El problema no es la motivación. Es lo que viene después.
Nadie vende el cambio con letra pequeña. Y la letra pequeña dice esto: antes de cambiar tu clase, tienes que cambiar tú. No en el sentido de un retiro espiritual. En el sentido más incómodo y cotidiano posible.
Llevas años haciendo tu clase de una forma que ya no te cuesta nada. Sabes exactamente qué ejercicio viene después de cuál, cuándo parar, cuándo insistir. Funciona en piloto automático. No porque seas un mal profesor, sino porque eres un profesional que ha interiorizado lo que hace.
Ahora quieres cambiar eso.
Y cambiar algo automatizado no es añadir una cosa nueva. Es interrumpir un patrón. Cada vez. Con consciencia. Y con la clase delante mirándote.
El día que Adrián me dejó sin recurso
Había un alumno — lo llamaré Adrián — que se tomó muy en serio eso que todos decimos al principio de curso: «Si no lo entiendes, me lo dices y lo vuelvo a explicar las veces que haga falta.»
La mayoría de los alumnos asiente y no vuelve a preguntar. Adrián no. Adrián preguntaba.
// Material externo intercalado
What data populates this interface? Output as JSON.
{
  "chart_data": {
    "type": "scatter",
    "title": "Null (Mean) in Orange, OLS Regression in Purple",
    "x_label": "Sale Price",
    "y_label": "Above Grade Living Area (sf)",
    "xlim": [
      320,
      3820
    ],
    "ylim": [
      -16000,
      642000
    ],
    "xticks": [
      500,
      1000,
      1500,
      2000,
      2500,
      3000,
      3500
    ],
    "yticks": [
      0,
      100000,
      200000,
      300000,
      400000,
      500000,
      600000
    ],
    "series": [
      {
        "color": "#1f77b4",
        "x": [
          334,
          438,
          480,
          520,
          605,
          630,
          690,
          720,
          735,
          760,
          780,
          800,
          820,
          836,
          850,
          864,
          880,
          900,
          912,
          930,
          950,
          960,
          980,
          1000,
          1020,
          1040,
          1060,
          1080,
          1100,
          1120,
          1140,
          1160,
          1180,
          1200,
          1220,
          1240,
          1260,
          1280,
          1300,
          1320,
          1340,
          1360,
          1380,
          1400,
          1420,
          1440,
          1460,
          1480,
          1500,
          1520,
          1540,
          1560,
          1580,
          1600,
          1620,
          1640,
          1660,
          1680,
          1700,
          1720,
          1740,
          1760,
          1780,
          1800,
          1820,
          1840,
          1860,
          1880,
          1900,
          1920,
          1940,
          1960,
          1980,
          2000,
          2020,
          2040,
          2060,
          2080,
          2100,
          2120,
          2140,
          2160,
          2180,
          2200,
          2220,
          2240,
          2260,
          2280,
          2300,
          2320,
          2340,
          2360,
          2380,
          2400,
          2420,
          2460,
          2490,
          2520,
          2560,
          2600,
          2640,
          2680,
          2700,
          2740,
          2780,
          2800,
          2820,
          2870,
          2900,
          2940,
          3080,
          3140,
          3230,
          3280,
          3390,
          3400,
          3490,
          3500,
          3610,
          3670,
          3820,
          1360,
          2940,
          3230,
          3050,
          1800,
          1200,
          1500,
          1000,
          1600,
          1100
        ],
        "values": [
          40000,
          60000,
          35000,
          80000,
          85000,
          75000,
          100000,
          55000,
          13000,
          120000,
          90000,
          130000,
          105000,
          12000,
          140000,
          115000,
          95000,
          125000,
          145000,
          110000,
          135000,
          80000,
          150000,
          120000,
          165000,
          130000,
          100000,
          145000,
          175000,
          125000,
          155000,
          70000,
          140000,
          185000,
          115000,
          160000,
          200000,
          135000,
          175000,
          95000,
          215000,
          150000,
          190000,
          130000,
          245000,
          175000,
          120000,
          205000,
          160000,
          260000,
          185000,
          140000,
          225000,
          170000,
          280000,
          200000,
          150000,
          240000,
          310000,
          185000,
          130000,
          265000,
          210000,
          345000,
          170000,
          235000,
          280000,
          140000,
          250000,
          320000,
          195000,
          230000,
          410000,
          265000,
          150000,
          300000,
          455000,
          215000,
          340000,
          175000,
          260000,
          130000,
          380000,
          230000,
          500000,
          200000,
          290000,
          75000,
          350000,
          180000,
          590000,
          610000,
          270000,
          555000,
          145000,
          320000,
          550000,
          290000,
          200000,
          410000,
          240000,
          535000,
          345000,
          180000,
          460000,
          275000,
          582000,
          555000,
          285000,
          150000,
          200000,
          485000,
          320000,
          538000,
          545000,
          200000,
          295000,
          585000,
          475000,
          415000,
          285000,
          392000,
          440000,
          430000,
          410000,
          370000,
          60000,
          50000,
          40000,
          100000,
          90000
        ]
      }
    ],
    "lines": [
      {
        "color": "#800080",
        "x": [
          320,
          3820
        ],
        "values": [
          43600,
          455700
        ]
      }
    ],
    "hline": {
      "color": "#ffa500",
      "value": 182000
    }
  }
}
Le expliqué el concepto. Me dijo que no lo entendía. Lo expliqué otra vez, con alguna variación menor, convencido de que esta vez sí. Me dijo que seguía sin entenderlo. Y yo, en un acto que mezcla a partes iguales buena voluntad y desesperación, lo intenté de nuevo — y unas cuantas veces más, seré honesto. Básicamente igual.
Salí de clase pensando que Adrián tenía un problema.
Tardé unos días en darme cuenta de que el problema lo tenía yo. No por falta de conocimiento ni de ganas — tenía las dos cosas. Sino porque solo sabía explicarlo de una manera. La mía. La que tenía tan interiorizada que ya no la veía como una opción entre varias, sino como la forma de hacerlo.
Adrián no necesitaba que yo repitiera. Necesitaba que yo cambiara. Y para eso primero tuve que reconocer que no sabía cómo.
Cambiar de actitud no es ponerse optimista
Aquí viene el matiz que más se escapa en las formaciones: la actitud que necesitas no es entusiasmo. El entusiasmo se agota. Lo que necesitas es algo más parecido a la curiosidad tranquila del investigador. La del que observa lo que pasa sin catastrofizar cuando algo no funciona.
Eso implica aceptar que durante un tiempo vas a ir más lento. Que vas a dudar en momentos en los que antes no dudabas. Que algunos días vas a salir del aula sin saber si lo que hiciste fue mejor o peor que lo de siempre.
Y también implica dejar de necesitar que el cambio se note desde el primer día.
Porque la trampa del discurso optimista sobre la innovación educativa es que vende resultados visibles y rápidos. Y el cambio real — el que dura — se parece mucho más a una obra que a una inauguración.
La pregunta que importa no es «¿cómo cambio mi clase?»
Es esta: ¿estoy dispuesto a no saber durante un tiempo?
No saber si esto va a funcionar. No saber si lo estoy haciendo bien. No saber si mis alumnos están aprendiendo más, igual o menos que antes.
Esa incertidumbre no es un fallo del método. Es el precio de salir del piloto automático. Y saber que existe — que es normal, que le pasa a todo el mundo — es lo más honesto que puede decirte alguien que ha pasado por esto.
Lo demás viene después. O no viene. Pero al menos ya no te pilla por sorpresa.